I have a thing for novels about the problems of wealthy New Yorkers. Of course I was going to pick up Fleishman Is In Trouble.
Toby Fleishman is doctor making $300,000 a year who still feels poor. Possessed with rage against almost everything, but especially his ex-wife, he drowns his sorrows in a never-ending cornucopia of app-based sex.
And then his ex disappears, leaving him with their two children.
Taffy Brodesser-Akner dissects with anthropological precision this tribe of rich (but not rich enough) New Yorkers who always want more. Another million, another beach house, another trip to Biarritz while they relentlessly self-improve through spinning classes and Goop-level quackery.
But buried in this sharp satire is a love story.
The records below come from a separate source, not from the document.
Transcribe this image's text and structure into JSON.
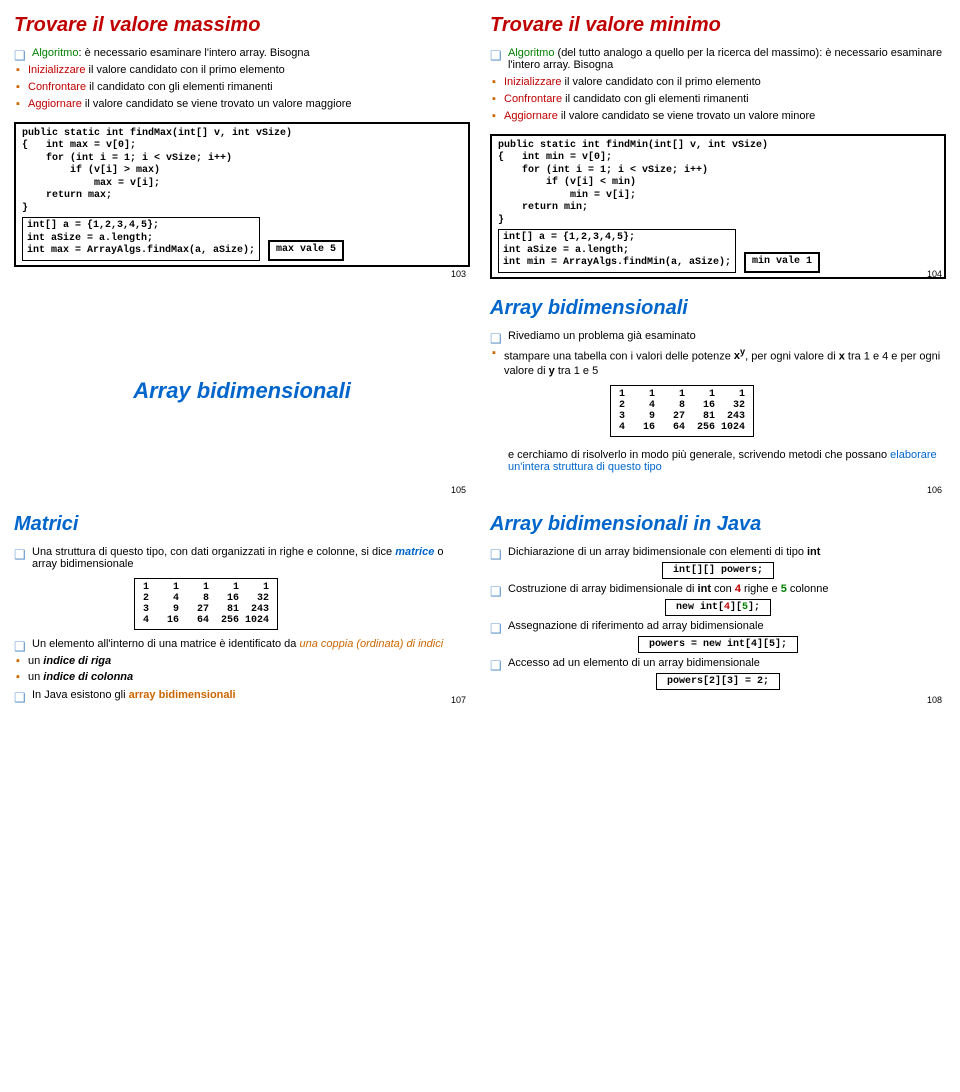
{
  "s1": {
    "title": "Trovare il valore massimo",
    "algo_label": "Algoritmo",
    "algo_rest": ": è necessario esaminare l'intero array. Bisogna",
    "b1a": "Inizializzare",
    "b1b": " il valore candidato con il primo elemento",
    "b2a": "Confrontare",
    "b2b": " il candidato con gli elementi rimanenti",
    "b3a": "Aggiornare",
    "b3b": " il valore candidato se viene trovato un valore maggiore",
    "code_top": "public static int findMax(int[] v, int vSize)\n{   int max = v[0];\n    for (int i = 1; i < vSize; i++)\n        if (v[i] > max)\n            max = v[i];\n    return max;\n}",
    "code_box": "int[] a = {1,2,3,4,5};\nint aSize = a.length;\nint max = ArrayAlgs.findMax(a, aSize);",
    "badge": "max vale 5",
    "page": "103"
  },
  "s2": {
    "title": "Trovare il valore minimo",
    "algo_label": "Algoritmo",
    "algo_rest": " (del tutto analogo a quello per la ricerca del massimo): è necessario esaminare l'intero array. Bisogna",
    "b1a": "Inizializzare",
    "b1b": " il valore candidato con il primo elemento",
    "b2a": "Confrontare",
    "b2b": " il candidato con gli elementi rimanenti",
    "b3a": "Aggiornare",
    "b3b": " il valore candidato se viene trovato un valore minore",
    "code_top": "public static int findMin(int[] v, int vSize)\n{   int min = v[0];\n    for (int i = 1; i < vSize; i++)\n        if (v[i] < min)\n            min = v[i];\n    return min;\n}",
    "code_box": "int[] a = {1,2,3,4,5};\nint aSize = a.length;\nint min = ArrayAlgs.findMin(a, aSize);",
    "badge": "min vale 1",
    "page": "104"
  },
  "s3": {
    "title": "Array bidimensionali",
    "page": "105"
  },
  "s4": {
    "title": "Array bidimensionali",
    "p1": "Rivediamo un problema già esaminato",
    "p1s": "stampare una tabella con i valori delle potenze ",
    "xv": "x",
    "exp": "y",
    "p1s2": ", per ogni valore di ",
    "xb": "x",
    "p1s3": " tra 1 e 4 e per ogni valore di ",
    "yb": "y",
    "p1s4": " tra 1 e 5",
    "table": "1    1    1    1    1\n2    4    8   16   32\n3    9   27   81  243\n4   16   64  256 1024",
    "p2": "e cerchiamo di risolverlo in modo più generale, scrivendo metodi che possano ",
    "p2b": "elaborare un'intera struttura di questo tipo",
    "page": "106"
  },
  "s5": {
    "title": "Matrici",
    "p1": "Una struttura di questo tipo, con dati organizzati in righe e colonne, si dice ",
    "p1b": "matrice",
    "p1c": " o array bidimensionale",
    "table": "1    1    1    1    1\n2    4    8   16   32\n3    9   27   81  243\n4   16   64  256 1024",
    "p2": "Un elemento all'interno di una matrice è identificato da ",
    "p2b": "una coppia (ordinata) di indici",
    "p2s1": "un ",
    "p2s1b": "indice di riga",
    "p2s2": "un ",
    "p2s2b": "indice di colonna",
    "p3": "In Java esistono gli ",
    "p3b": "array bidimensionali",
    "page": "107"
  },
  "s6": {
    "title": "Array bidimensionali in Java",
    "p1": "Dichiarazione di un array bidimensionale con elementi di tipo ",
    "p1b": "int",
    "c1": "int[][] powers;",
    "p2": "Costruzione di array bidimensionale di ",
    "p2b": "int",
    "p2c": " con ",
    "p2d": "4",
    "p2e": " righe e ",
    "p2f": "5",
    "p2g": " colonne",
    "c2a": "new int[",
    "c2b": "4",
    "c2c": "][",
    "c2d": "5",
    "c2e": "];",
    "p3": "Assegnazione di riferimento ad array bidimensionale",
    "c3": "powers = new int[4][5];",
    "p4": "Accesso ad un elemento di un array bidimensionale",
    "c4": "powers[2][3] = 2;",
    "page": "108"
  }
}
It’s a story about loving yourself. What do you do when all this hustling leaves you empty? How do you cope when your spouse turns into a stranger? When is enough enough and how do you get off the hedonic treadmill?
I nearly gave up on this book. Brodesser-Akner doesn’t believe in chapters and the novel unspools in novella-length sections. Fleishman’s sexual adventures get a bit tiresome and you start to wonder where all this is going.
But, the last fifty pages of the novel are incredibly moving, tying together all the disparate strands of narrative and revealing the truth beneath them.
Fleishman Is In Trouble is a book about the trouble all of us will confront, a kind of middle-aged malaise that will eat away your soul. Brodesser-Akner writes about finding meaning when everything falls apart.
I had expected a satiric novel about New York. Fleishman Is In Trouble is so more than that, a compassionate guide through the dark wood of the midlife crisis.